BBC is one of the giant names in the television and broadcasting industry, and for good reason: they have awesome content and awesome reputation. There is, however, one significant snag: you have to be in the United Kingdom to access their services. Starting 2017, though, non-UK based consumers did get a way to go around that limitation: the BBC iPlayer, which they could watch via the use of a VPN.
However, things have rapidly taken a turn for the worse lately, with BBC squeezing down on VPN usage intensely. This is understandable – people who do not pay the mandatory TV License fee but still watch are a direct threat to their business. So, your iPlayer not working all of a sudden is likely due to this improved geo-blocking. It can also be an issue with the VPN itself.
Before you decide that you have been blacklisted, you should resolve the other possible issues first. We put together a little guide for dealing with the three most common problems: your VPN not connecting, or constantly disconnecting every minute, or downright crashing at every third heartbeat.
When your VPN refuses to connect
First confirm that both you and the server are, in fact, online. We know it is a ridiculously obvious thing, but that is exactly why the vast majority of users tend to overlook it – they never even stop to think about it. So, open any website without a VPN connection to confirm whether your internet connection is working. If it is, awesome! If not, restart your router (just unplug it for about 30 seconds and plug back in). it may also be an issue on your ISP’s side, so check with them too. Take a look at the VPN provider’s site, since their server may be down for maintenance or shut down completely. You may need to wait a while in that case, or connect to a different one. Check out this link for tips on troubleshooting your internet connection.
Next, confirm that you definitely typed your username and password correctly, and if you keep getting authentication errors, try resetting your password. Next, try connecting through a different port. Check your VPN documentation to see if it requires a specific port, or if there is a chance that some specific ports were blocked by the ISP or network.
Finally, connect on a different network. This is the easiest way to fix things if the problem lies with the VPN itself, and not your own internet settings. Use a friend’s wifi, a public hotspot, or a café’s network for this test.
When your VPN keeps disconnecting
First try disabling your firewall temporarily. They are important for your security, but they can also be problematic for your VPNs, as in slowing your connection down, which can cause the VPN to shut off completely. Some firewalls cannot keep up with your VPN traffic due to their data scanning nature.

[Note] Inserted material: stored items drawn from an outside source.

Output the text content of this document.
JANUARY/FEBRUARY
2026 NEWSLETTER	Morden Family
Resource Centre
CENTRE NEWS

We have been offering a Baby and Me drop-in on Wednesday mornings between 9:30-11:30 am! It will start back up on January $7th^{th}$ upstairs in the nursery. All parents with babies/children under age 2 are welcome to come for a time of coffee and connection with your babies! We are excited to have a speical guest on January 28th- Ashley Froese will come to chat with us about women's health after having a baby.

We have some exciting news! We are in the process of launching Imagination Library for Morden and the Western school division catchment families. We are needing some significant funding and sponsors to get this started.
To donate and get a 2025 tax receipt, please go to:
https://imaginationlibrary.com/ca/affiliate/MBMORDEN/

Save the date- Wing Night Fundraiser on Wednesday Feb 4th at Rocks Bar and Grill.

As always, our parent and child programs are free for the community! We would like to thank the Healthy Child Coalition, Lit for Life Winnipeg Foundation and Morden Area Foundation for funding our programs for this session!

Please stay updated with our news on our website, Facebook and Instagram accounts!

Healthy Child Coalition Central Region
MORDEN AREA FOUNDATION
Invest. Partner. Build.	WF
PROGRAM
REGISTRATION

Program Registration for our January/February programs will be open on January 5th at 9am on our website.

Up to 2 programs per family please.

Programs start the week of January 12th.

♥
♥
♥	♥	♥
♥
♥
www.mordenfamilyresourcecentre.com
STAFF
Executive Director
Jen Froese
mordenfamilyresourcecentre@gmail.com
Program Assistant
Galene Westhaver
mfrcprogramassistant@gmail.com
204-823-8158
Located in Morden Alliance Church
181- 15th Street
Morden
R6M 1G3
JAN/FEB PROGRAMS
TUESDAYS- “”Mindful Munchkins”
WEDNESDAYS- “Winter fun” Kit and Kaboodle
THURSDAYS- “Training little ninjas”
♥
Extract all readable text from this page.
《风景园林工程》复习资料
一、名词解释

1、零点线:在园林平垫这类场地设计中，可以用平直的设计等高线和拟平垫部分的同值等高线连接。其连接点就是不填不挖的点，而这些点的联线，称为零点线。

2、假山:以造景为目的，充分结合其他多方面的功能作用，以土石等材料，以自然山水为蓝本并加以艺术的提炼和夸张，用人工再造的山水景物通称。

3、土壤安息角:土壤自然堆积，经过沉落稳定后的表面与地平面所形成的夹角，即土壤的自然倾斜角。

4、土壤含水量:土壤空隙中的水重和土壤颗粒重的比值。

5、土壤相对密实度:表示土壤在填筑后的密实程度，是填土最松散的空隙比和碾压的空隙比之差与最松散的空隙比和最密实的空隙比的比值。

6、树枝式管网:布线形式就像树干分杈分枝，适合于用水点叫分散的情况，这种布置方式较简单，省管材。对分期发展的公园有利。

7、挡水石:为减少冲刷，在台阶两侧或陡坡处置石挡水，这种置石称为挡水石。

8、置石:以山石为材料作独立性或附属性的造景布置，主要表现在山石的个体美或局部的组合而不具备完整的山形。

Also, sometimes the problem lies at router level, so try plugging an ethernet cable directly into the cable jack to circumnavigate this issue. This frequently happens when you have routers for different devices one behind the other (the so-called “double NAT”). The way to get around this is to bride your wifi and make the two routers cooperate properly. Visit this link to learn how to make it happen: https://www.lifewire.com/wireless-bridging-explained-816563
Next check if the issue actually lies with your VPN provider. You can do this by connecting to another nearby server and see how it behaves, whether you will get a better connection. Also consider changing protocols to remedy weak connections. OpenVPN is typically regarded as the most secure and reliable one, but also give a chance to L2TP or, if you really have to, PPTP.
Finally, change your DNS server from the default one you got. The majority of VPNs provide a DNS service of their own, which adds valuable privacy to the package, but can sometimes make things difficult in terms of staying connected. Opting out of this default setting can help you maintain your connection. How exactly you change it will depend on your particular VPN, but look for an option that is named something along the lines of “Use only the VPN DNS while connected” and switch it off.
We have to give you a fair warning: doing this could slightly increase the chances that you will be vulnerable to a DNS leak. However, if your VPN keeps disconnecting before you can manage to do any of the stuff you need to do, the trade might be worth a little additional risk.
When your VPN keeps crashing
Make sure your VPN software is up to date. If you are not using the most recent version, you will likely have stability issues. See whether your client’s settings allow for automatic updates; and if not, set yourself a reminder to regularly check for them.
Close down all other apps that you have currently running. If a lot of applications are hanging open, it can present a problem for your VPN client. This is especially true in the case that you are using an older computer, since computers, like so many other (relatively) advanced technology products, suffer from in-built obsolescence. Take some load off of your poor machine’s proverbial back and close everything that you do not really need at the given moment.
In the end, there are two more options to consider: the hard reset and the reinstall, everybody’s grandmother’s favorite solutions.
It might sound too basic, but sometimes turning off your computer and turning it on again is really the way to solve the problem, so give it a go. Employ Task Manager to kill off all stray processes, and restart to make sure any potential straggler update has been completed and applied.
And at the end of the line, if push really comes to shove, you may have to completely delete your VPN client and then install it again to fix it.